Misalnya, alat musik Rapai’ (Aceh), Rebana Ketimpring (Betawi), Dikia Rabano (Minangkabau), Khaddap (Lampung), Kompang (Melayu Kepulauan Riau, Pekanbaru, dan Jambi), Rebana Mandar (Sulawesi Selatan), dan lain sebagainya.

Penjelasan di atas juga diperkuat oleh sejarah dan asal usul alat musik rebana pada masa Nabi Muhammad SAW yang tertera dalam Hadist Bukhari, Tirmizi, Ibnu Majah dan lain-lain dari Rubayyi’ binti Mu’awwiz’ Afra.
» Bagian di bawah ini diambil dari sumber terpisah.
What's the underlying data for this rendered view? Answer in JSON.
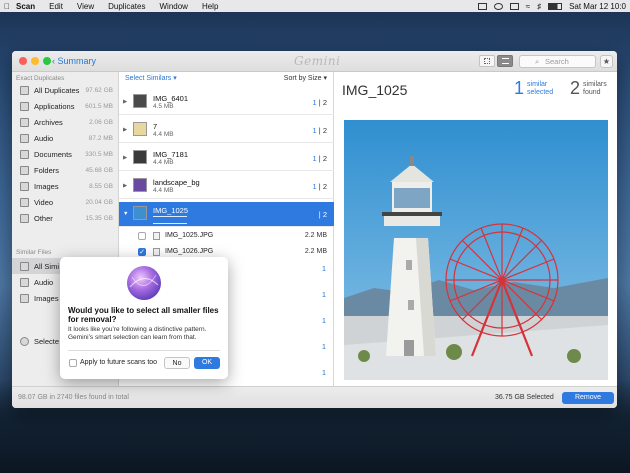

Rubayyi’ berkata bahwa Rasullullah SAW datang ke rumah pada pesta pernikahannya. Kemudian beliau duduk di atas tikar. Tak lama berselang, beberapa orang dari jariah (wanita budak) segera memukul rebana sambil memuji-muji (dengan menyenandung) untuk orang tuanya yang syahid di medan perang (Abdurahman Al Baghdadi, 1992: 33-34).

Islam masuk ke wilayah nusantara sekitar abad ke-7, dibawa oleh kaum Hadrami dengan tujuan berdagang dan menyebarkan agama Islam (Hendri F. Isnaeni).  Mereka pun menetap dan melakukan perkawinan silang dengan warga lokal serta menjadi bagian dari masyarakat setempat.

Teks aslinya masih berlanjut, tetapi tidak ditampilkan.